The former star New Zealand golfer had announced his intention to return to competition and the column highlighted just how lucrative it could be .

Campbell turns 50 next month which makes him eligible for the seniors’ tours in the United States and in Europe.

Last year he said he would play some main tour events in preparation for the seniors’ events. He wanted to hit the ground running the day he turned 50.

That hasn’t happened but it was great to read that he has confirmed the resumption of his career in next month’s New Zealand Open near Queenstown.

Campbell is a past New Zealand Open winner. To the delight of a home crowd, the Wellingtonian won the 2000 open when it was played at Paraparaumu Beach, north of Wellington.

He was second in the following two years at The Grange in Auckland in 2001 and when it returned to Paraparaumu Beach in 2002.

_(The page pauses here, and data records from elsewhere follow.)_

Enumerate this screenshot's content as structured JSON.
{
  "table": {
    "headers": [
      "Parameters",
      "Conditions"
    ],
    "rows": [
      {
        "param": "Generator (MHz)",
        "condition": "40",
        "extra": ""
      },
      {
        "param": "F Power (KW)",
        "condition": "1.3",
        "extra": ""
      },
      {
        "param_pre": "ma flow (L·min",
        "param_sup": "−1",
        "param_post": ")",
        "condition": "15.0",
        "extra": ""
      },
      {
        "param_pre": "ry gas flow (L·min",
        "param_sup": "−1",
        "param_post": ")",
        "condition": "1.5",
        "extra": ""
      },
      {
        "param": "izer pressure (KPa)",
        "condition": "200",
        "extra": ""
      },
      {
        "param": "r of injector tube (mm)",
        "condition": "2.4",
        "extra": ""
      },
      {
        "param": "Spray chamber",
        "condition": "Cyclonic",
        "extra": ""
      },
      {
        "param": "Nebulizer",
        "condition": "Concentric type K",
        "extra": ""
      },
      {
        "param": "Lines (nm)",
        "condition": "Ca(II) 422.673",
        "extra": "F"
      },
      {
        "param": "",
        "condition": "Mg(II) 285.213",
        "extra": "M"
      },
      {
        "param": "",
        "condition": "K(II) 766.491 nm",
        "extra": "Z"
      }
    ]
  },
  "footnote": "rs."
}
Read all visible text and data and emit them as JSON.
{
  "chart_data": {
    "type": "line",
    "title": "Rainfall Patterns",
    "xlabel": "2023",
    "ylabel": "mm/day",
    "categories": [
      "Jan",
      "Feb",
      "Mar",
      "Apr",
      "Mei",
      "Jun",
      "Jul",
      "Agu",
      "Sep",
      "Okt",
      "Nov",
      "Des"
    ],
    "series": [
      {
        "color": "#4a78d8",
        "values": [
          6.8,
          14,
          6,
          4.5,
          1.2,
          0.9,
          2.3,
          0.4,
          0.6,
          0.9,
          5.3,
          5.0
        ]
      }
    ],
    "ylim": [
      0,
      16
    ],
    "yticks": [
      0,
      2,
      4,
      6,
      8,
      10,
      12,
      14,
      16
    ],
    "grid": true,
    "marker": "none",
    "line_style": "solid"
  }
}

Could he win again 19 years later? Probably not. He will have the distraction of being the centre of attention in the tournament lead-up, he will not have played for more than three years and many of his rivals will be up to 30 years his junior.

But it will be very interesting to see how he performs. If he makes the cut it would be a case of very well done. If he doesn’t make the cut, all will not be lost. But with it will come the realisation of what is required to make it on the seniors’ tours.

Campbell’s victory in the 2005 United States Open means he can play on either of the senior circuits in the US or Europe. And there’s plenty of money to be won, especially in the US.

German golfer Bernhard Langer is the prime example. Last year he racked up $US2.2 million in prizemoney from what is now called the PGA Tour Champions. Let me put that in New Zealand dollars — $NZ3.28 million. Can you remember the last time you earned more than $3 million in a year?

Langer, 61, has literally made a fortune on the seniors’ tour.

Langer won $US3.6 million in 2017. In 2016 he won $US3 million. In 2015 he won $US2.3 million. In 2014 he won $US3 million. In 2013 it was $2.4 million. In 2012 it was $2.1 million.

He had a bad year in 2011 with only $650,000.

In 2010 it was $2.6 million. In 2009 it was $2.1 million. In 2008 it was $2 million.

They are truly astounding figures.

Nobody is expecting Campbell to replicate Langer but if he can get his game together he can make a very comfortable living.